# Thread: Mathematical teaser equation

1. ## Mathematical teaser equation

Hello everyone!

I hope everyone has had a relaxing summer.

Anyway, I have ventured again into a realm of math that is far beyond my abilities, in other words I am trying to solve some mathematical problems from the book Challenging Mathematical Teasers by J.A.H. Hunter

The word problem I am currently solving leads to the following two equations

$\displaystyle x^2-y^2=z^3$

and
$\displaystyle \frac{x}{y}=\frac{y}{z}$

by substiuting we will have $\displaystyle x^2-xz=z^3$

This is about as far as I got, but then the solutions says something that I can't quite understand.

This equation is fully satisfied by: $\displaystyle x-z=mz$, and x=$\displaystyle \frac{z^2}{m}$, where m is any rational number.
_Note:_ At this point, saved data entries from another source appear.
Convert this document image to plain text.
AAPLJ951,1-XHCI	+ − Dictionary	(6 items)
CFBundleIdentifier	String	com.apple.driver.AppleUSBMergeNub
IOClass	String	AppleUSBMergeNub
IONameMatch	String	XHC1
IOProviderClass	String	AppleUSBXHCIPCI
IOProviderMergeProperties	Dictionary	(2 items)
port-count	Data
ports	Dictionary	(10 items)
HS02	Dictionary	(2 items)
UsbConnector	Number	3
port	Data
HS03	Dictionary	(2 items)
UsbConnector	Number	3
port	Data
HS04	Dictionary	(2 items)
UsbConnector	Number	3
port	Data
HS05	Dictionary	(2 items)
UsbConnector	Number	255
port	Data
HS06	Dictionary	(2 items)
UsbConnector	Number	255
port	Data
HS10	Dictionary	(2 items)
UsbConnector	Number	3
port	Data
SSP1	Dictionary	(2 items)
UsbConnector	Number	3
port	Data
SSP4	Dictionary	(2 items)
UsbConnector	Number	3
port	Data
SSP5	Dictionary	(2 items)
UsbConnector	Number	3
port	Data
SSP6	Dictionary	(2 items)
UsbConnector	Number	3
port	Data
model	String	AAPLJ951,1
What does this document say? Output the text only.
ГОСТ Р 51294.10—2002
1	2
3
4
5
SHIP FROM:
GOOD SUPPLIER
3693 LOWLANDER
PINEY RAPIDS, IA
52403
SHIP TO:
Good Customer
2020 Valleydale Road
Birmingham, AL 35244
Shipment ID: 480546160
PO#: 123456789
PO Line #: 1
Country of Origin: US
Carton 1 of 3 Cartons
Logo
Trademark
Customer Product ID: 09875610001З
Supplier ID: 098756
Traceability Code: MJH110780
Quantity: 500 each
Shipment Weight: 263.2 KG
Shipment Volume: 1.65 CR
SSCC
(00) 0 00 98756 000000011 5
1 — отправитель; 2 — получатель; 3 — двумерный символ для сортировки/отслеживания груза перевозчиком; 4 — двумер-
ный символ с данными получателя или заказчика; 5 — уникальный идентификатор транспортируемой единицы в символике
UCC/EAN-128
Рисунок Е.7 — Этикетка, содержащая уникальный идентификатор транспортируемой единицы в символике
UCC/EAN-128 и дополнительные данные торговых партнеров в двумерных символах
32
Could someone pleade exmplain the above thing to me? Does the author of this book use some systematic approach to solving these kind of equations with 3 unknowns or is it just the mathematician's creativity?

All responses are appreciated.

2. Originally Posted by Coach
Hello everyone!

I hope everyone has had a relaxing summer.

Anyway, I have ventured again into a realm of math that is far beyond my abilities, in other words I am trying to solve some mathematical problems from the book Challenging Mathematical Teasers by J.A.H. Hunter

The word problem I am currently solving leads to the following two equations

$\displaystyle x^2-y^2=z^3$

and
$\displaystyle \frac{x}{y}=\frac{y}{z}$

by substiuting we will have $\displaystyle x^2-xz=z^3$

This is about as far as I got, but then the solutions says something that I can't quite understand.

This equation is fully satisfied by: $\displaystyle x-z=mz$, and x=$\displaystyle \frac{z^2}{m}$, where m is any rational numberd.
This is just a change of variable, what ever the value of $\displaystyle x$ and $\displaystyle z$ we can write $\displaystyle x-z=mz$ for some $\displaystyle m$, then because $\displaystyle x(x-z)=z^3$ we have of necessity that $\displaystyle x=z^2/m$. The advantage is now that by equating the two expressions for $\displaystyle x$ you have a quadratic relating $\displaystyle m$ and $\displaystyle z$, so you can solve this for $\displaystyle m$ in terms of $\displaystyle z$, and so the solutions can be written in tems of a single parameter $\displaystyle z$.

(note you don't need to assume that $\displaystyle m$ is rational, at least I can't see why its necessary unless we are looking for integer or rational solutions)

RonL

3. Coach you've got the equatin
x^2 - xz = z^3
or

x(x-z) = z^3
x-z = z^3/x
now put x= z^2/m

x-z = zm...
so you got it.

4. May i ask a question about "Depreciation"?

5. Originally Posted by Lucy.Gray
May i ask a question about "Depreciation"?
of course! you are more than welcome to... in a new thread